WASHINGTON — The Supreme Court on Tuesday upheld the government's broad power to imprison those who join a conspiracy to sell drugs or commit terrorism, even when these purported conspirators do not carry out the crime or when the plot has been foiled before they join it.
By law, a conspiracy is a type of guilt by association. It allows the government to prosecute all those who are involved in a drug gang or terrorist activity and to charge the minor players with a major crime.
Citing what he called the "vital importance" of conspiracy law in prosecuting terrorists and drug dealers, U.S. Solicitor Gen. Theodore B. Olson urged the Supreme Court to affirm the broad reach of conspiracy and to overturn the narrower rule adopted by the U.S. 9th Circuit of Appeals for the Western states.
Since 1997, the appeals court has thrown out conspiracy charges against drug sellers who were picked up after agents had foiled a drug-selling plot.
In this reversal of the 9th Circuit, the Supreme Court ruled unanimously that unwitting, would-be conspirators can be imprisoned for joining a plot that has already been broken up.
"The essence of a conspiracy is an agreement to commit an unlawful act," said Justice Stephen G. Breyer. "That agreement is a distinct evil, which may exist and be punished whether or not the substantive crime ensues."
Breyer said the law of conspiracy has been well-established for a long time. "The view we endorse today is the view of almost all courts and commentators, but for the 9th Circuit," he said.
Conspiracy charges also have figured prominently in the war on terrorism.
Because of the conspiracy law, federal prosecutors were able to bring terrorism charges and seek the death penalty against Zacarias Moussaoui, even though he was in jail in Minnesota when terrorists attacked the World Trade Center and the Pentagon on Sept. 11, 2001.
The indictment charged Moussaoui with conspiring to "commit aircraft piracy" and "to murder U.S. employees." To win a conviction, prosecutors need only link him to the Al Qaeda operatives in Europe who planned the terrorist attacks.
Tuesday's Supreme Court decision revives the drug conspiracy convictions of two men who picked up a truck that had been left in the parking lot of a shopping mall near Boise, Idaho.
The day before, on Nov. 18, 1997, Nevada state police had stopped the truck near Las Vegas and found inside 369 pounds of marijuana and 15 pounds of cocaine. Together, the drugs were said to be worth more than $10 million.
The two drivers claimed to be ignorant of what was in the truck, but one of them helped police set up a sting.
To keep on schedule, agents used a C-130 cargo plane to fly the drug-laden truck to the Idaho shopping mall. The cooperating driver called a pager number, and the person who returned the message promised to "call a muchacho to come and get the truck," according to court records.
Three hours later as agents watched, Francisco Recio and Adrian Lopez-Meza drove up in a blue car. Recio drove away in the truck, while Lopez-Meza drove the car.

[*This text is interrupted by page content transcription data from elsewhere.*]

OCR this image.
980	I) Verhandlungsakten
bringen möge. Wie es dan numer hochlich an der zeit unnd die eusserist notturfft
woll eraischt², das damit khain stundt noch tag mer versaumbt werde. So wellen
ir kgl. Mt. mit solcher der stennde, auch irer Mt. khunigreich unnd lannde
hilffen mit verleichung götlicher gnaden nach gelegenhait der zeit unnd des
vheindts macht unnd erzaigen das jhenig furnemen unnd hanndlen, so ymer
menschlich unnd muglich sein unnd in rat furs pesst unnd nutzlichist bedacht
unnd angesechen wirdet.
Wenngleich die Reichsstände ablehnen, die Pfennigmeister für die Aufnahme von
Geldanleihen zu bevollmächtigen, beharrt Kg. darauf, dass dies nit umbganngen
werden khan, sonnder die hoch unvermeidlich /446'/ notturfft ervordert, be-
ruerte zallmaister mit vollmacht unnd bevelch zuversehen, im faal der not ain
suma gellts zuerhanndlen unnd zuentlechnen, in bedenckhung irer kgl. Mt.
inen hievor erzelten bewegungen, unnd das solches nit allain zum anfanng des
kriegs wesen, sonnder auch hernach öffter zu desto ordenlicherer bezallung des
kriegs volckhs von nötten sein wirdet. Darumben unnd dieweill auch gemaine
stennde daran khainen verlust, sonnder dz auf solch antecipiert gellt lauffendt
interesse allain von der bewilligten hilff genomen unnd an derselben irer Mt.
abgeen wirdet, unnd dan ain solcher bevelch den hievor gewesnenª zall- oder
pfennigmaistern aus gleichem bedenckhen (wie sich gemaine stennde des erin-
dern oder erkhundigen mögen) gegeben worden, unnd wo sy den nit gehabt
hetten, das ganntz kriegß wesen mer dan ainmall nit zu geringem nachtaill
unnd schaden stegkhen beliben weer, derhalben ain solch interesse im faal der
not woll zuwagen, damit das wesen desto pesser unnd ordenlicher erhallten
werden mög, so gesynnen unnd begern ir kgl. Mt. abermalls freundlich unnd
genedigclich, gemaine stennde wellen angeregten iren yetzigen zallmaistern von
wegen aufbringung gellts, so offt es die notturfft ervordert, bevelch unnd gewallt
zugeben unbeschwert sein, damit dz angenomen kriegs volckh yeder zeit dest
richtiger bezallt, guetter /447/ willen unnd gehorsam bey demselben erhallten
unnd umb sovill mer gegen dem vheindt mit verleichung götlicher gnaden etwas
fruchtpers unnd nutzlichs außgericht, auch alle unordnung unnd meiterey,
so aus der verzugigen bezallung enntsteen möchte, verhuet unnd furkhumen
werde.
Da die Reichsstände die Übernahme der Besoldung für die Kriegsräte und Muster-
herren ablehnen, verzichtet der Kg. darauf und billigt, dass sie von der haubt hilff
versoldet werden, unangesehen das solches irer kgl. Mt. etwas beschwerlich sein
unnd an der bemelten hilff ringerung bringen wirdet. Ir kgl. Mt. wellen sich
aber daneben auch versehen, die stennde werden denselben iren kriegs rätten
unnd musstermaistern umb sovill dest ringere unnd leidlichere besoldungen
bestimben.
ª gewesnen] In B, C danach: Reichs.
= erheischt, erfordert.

The two men were stopped and arrested, and they too claimed to be ignorant of the drugs.
All four drivers were convicted on drug conspiracy charges.
Recio and Lopez-Meza, the latecomers, were each sentenced to more than 10 years in prison.
But the 9th Circuit, on a 2-1 vote, reversed their convictions, saying these two "bit players" were probably "hired at the last minute." The government had not proved the two were part of the drug conspiracy that existed before the day the plot was foiled, said Judges James Browning of San Francisco and Betty Fletcher of Seattle.
Nine of the circuit's 24 active judges in the Western region voted to reconsider the decision, short of the 13 needed to review the panel's ruling.
However, the Supreme Court took up the government's appeal in U.S. vs. Recio.
"In our view, conspiracy law does not contain any 'automatic termination' rule," Breyer said, so Recio and Lopez-Meza can be convicted even if they joined the conspiracy after the police had seized the drugs.
"I'm disappointed, but not surprised," said M. Karl Shurtliff, a lawyer in Boise who represented Recio. " All they got in this case was the four drivers, not the big shots in Arizona who set this up."